A number of factors have been shown to reduce the quality of eggs and sperm. These types of cells are created over a prolonged period of time, so changing your lifestyle to help your chances of conception must be considered as a long term investment.
Smoking reduces a woman’s AMH value, is detrimental to a man’s sperm quality (increased sperm DNA damage) and has been shown to reduce fertilisation and development potential, resulting in lower pregnancy rates. Smoking other substances can also have a detrimental effect on fertility. There are local services available to help you quit, click here for more information.
Excess alcohol affects sperm function.
Excessive body weight causes:
There is also evidence to suggest that men with a high BMI, and therefore body weight, are more likely to have no sperm or low numbers of sperm compared to men of healthy weight.
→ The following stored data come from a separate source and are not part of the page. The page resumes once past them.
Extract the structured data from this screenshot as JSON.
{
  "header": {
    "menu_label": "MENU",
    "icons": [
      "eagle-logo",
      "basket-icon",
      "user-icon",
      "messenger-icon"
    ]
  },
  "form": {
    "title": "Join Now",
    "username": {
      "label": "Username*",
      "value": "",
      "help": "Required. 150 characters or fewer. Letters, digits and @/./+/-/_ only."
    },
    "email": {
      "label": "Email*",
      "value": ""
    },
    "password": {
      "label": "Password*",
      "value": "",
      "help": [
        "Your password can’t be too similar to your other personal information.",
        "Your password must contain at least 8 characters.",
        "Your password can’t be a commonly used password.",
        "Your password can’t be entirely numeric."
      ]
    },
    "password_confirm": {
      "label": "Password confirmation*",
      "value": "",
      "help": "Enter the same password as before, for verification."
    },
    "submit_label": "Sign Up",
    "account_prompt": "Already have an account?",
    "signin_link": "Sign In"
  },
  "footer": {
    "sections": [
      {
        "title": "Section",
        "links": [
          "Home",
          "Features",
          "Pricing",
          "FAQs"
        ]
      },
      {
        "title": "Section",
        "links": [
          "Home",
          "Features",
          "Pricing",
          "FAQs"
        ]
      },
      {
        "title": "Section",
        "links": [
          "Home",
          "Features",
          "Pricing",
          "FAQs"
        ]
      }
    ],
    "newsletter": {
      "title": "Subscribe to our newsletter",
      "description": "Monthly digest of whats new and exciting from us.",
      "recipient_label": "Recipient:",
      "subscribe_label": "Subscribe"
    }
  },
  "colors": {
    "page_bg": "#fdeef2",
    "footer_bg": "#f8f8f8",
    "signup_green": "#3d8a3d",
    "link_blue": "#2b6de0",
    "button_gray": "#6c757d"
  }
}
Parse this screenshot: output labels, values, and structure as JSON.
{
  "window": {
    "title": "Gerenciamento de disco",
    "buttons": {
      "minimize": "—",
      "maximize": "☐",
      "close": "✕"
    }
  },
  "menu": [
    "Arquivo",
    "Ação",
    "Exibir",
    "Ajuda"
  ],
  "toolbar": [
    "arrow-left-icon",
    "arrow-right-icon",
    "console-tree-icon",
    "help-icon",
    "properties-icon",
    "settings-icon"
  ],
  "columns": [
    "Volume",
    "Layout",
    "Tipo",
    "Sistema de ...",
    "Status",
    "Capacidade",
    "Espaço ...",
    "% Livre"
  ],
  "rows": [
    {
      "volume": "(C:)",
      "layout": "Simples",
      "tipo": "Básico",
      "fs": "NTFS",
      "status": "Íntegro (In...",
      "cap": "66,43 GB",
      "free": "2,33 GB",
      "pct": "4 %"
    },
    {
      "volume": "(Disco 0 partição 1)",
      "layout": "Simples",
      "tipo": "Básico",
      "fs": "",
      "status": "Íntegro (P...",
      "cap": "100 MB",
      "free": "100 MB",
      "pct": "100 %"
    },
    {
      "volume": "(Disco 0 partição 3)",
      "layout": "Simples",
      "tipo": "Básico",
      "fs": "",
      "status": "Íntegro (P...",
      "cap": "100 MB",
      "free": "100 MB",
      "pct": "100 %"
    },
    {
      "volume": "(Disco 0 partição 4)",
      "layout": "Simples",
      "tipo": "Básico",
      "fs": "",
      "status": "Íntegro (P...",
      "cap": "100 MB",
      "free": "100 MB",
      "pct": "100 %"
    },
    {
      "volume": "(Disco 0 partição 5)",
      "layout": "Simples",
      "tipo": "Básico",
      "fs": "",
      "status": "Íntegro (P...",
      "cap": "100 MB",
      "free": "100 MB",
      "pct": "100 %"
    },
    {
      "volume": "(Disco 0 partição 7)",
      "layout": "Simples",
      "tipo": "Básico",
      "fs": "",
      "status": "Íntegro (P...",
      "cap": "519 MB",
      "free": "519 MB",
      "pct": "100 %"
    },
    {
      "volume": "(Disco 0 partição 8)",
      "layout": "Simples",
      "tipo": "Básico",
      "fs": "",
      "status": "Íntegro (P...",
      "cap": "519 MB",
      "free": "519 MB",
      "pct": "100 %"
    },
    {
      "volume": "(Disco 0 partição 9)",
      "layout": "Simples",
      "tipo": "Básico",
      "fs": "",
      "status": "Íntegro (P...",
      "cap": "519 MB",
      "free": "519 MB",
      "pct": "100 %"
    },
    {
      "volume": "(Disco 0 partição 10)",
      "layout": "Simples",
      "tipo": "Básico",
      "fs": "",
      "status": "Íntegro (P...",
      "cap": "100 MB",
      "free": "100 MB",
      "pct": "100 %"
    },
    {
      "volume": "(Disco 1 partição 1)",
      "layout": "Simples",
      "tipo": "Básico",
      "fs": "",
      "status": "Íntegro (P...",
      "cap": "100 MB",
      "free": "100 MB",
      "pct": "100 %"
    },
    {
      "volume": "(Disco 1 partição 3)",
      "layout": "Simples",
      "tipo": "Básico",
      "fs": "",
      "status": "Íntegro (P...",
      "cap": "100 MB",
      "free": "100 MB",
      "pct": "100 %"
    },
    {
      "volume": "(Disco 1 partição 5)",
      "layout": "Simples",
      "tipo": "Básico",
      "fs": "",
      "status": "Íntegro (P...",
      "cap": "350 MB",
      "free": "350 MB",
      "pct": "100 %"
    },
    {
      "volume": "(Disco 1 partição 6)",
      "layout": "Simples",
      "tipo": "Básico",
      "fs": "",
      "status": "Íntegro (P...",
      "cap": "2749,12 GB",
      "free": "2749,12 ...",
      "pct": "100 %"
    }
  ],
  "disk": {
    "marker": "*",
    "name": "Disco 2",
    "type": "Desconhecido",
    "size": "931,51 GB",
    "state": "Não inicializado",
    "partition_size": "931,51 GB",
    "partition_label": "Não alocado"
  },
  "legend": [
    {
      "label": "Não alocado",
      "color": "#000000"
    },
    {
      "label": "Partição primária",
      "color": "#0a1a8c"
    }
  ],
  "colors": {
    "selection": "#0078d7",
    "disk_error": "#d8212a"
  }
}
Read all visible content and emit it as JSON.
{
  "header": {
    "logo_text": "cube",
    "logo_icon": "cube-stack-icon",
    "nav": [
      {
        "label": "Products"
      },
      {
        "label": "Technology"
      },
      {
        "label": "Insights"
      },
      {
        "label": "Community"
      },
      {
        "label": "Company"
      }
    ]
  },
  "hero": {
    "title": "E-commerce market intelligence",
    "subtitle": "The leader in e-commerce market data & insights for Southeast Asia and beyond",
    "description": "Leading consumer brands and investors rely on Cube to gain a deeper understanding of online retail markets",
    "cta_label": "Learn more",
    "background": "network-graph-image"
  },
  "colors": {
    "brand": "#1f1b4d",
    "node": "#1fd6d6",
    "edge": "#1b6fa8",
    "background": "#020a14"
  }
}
It must be said that good quality scientific studies on diet and infertility are lacking. However, foods with antioxidant properties, such as fruit and vegetables, are likely to be beneficial to both eggs and sperm as they protect against oxidative stress which can be harmful. Avoid foods containing trans fats like hydrogenated vegetable oils and margarine, and try to eat unsaturated fats such as oily fish and nuts. It’s common sense to eat a wide variety of healthy foods as part of your lifestyle connected to fertility.
There are many “well-woman” and “well-man” vitamin supplements that can be bought over the counter at a chemist. They contain anti-oxidants, vitamins, zinc, selenium, and Omega 3, and can be helpful, especially for men with lower sperm function.
Moderate and regular exercise can improve the activity of important enzymes, which influence many of the body’s functions including reproduction. If you take any supplementary drugs or substances as part of your exercise regime, be sure to seek advice about their affects on your fertility. Intense exercise, and other potential sources of excessive heat, such as hot baths or saunas, and tight underwear, are best avoided by men hoping to use their own sperm.
Folic acid, if taken before becoming pregnant and during the first 12 weeks of pregnancy, will reduce the risk of developmental abnormalities. You need to take folic acid 400 micrograms (400 µg) every day in addition to what you get from your diet until 12 weeks’ gestation. Folic acid can be bought in chemists, many supermarkets and in health food stores.
Similarly, Vitamin D (10µg/day), is beneficial to both the pregnant woman and her developing baby.
Check the labels and information leaflets with any over-the-counter medication you take regularly – some everyday medications are advised against when you’re trying to have a baby.